To the customer—whether that means the organization’s executive team or an outside client—time matters very much. They aren’t interested in which project management methodology and strategy your team uses, they just want their stuff, and for good reason. A product that continues to be vaporware long past the original due date can cause big problems. The company’s leadership team may have made financial commitments based on the expected delivery date, or the business could find itself losing market share if product launches or updates lag behind schedule.
Fortunately, it isn’t necessary to choose between Agile or accountability. The use of an Agile approach doesn’t require a divorce from the time component of your initiative. Your project team, along with your stakeholders and sponsors, can still expect to meet important deadlines and achieve the project’s goals. When time is a primary consideration, such as when a technology project absolutely must reach key milestones on schedule and hit its target completion date, you don’t need to abandon Agile to make that happen.
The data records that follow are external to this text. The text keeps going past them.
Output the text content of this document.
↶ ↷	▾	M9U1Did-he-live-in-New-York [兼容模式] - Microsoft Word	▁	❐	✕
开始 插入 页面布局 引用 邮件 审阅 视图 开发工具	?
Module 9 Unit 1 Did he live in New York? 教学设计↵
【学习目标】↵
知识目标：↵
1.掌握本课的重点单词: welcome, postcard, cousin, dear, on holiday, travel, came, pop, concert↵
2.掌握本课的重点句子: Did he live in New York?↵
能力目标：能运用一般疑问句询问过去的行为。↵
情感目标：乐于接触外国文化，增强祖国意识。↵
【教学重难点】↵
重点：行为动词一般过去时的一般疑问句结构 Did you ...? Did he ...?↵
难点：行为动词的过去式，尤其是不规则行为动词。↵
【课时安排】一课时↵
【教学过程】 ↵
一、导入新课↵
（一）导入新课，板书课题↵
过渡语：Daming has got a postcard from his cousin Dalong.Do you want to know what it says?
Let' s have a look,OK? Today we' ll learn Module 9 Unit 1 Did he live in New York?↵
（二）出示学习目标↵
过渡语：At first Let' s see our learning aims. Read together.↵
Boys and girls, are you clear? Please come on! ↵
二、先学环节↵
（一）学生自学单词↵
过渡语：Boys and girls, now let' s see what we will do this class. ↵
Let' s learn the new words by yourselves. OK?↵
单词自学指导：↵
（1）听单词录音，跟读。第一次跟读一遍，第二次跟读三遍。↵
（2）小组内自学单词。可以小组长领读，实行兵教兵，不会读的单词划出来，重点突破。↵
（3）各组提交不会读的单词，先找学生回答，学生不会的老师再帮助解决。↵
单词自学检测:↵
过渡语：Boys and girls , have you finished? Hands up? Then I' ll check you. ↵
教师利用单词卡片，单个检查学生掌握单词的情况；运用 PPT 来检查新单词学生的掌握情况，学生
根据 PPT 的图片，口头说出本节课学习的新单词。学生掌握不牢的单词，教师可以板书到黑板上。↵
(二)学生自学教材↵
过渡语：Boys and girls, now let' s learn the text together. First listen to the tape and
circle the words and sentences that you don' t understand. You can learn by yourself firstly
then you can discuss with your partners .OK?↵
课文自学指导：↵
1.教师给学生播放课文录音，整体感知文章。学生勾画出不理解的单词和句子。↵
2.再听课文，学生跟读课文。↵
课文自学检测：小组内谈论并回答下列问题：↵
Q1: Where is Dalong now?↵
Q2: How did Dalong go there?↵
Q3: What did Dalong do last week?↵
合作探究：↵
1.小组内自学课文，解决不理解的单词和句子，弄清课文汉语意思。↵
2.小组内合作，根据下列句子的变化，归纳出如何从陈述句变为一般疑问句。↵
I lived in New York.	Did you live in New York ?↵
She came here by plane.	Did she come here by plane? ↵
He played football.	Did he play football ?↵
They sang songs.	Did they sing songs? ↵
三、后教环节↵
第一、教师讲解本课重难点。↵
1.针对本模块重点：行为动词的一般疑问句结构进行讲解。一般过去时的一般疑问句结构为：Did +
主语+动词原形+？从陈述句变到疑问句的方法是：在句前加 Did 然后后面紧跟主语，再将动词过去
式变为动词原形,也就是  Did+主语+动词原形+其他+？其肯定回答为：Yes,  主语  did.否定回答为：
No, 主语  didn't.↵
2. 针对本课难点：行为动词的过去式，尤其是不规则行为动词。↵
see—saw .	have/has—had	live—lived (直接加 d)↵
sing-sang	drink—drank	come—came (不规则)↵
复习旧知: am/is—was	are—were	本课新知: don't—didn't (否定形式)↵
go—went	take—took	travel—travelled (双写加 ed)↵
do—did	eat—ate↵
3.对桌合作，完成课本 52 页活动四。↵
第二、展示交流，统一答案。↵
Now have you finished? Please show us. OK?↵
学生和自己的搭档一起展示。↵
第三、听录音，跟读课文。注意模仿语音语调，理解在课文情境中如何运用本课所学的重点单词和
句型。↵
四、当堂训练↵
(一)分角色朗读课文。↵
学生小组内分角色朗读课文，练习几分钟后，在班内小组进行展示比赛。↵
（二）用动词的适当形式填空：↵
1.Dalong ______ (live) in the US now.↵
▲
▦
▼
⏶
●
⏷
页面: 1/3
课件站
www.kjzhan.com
The right project management methodology can position your team to execute each phase of your project on time while still reaping the benefits of Agile. As you begin the process, a few important considerations should come first.
To ensure your Agile project doesn’t leave your team or your customer in the dark, begin by identifying the needs and expectations of everyone involved. If you’re working closely with the executives on a project, they will likely expect to see the entire schedule with firm milestone and completion dates. This is one group that absolutely values time, and the project team must keep that in mind. For every day your project is late, the company will see a resulting cost—lost revenue, a diminished customer base, investors who pull their funding, business collaborators who chose to leave the project, and potentially even in fines or regulatory fees. Those dollars may not always add up to large amounts but there will be an impact and the leadership team will remember it.
As part of the time component, you’ll also need to identify a critical path for your project and manage your team’s efforts using the critical path method. Your customers’ expectations around the project’s goals will typically determine the critical path. Straying from that path could result in missed deliverables and potentially the failure of the project. As you look at the critical path and develop a timeline that aligns with the milestone deadlines, you can still predict when the project will be done using an Agile framework. Whether you prefer to leverage sprints or story points, your team will need to estimate their task durations. Using the right projcet management methodology, the schedule you develop will continue to be accurate and up-to-date because it uses those duration estimates as its foundation. This gives you the ability to monitor your project’s progress against the original schedule and provide status reports to your customer throughout the project’s lifecycle, since your dynamic timeline will accommodate ongoing updates from your team.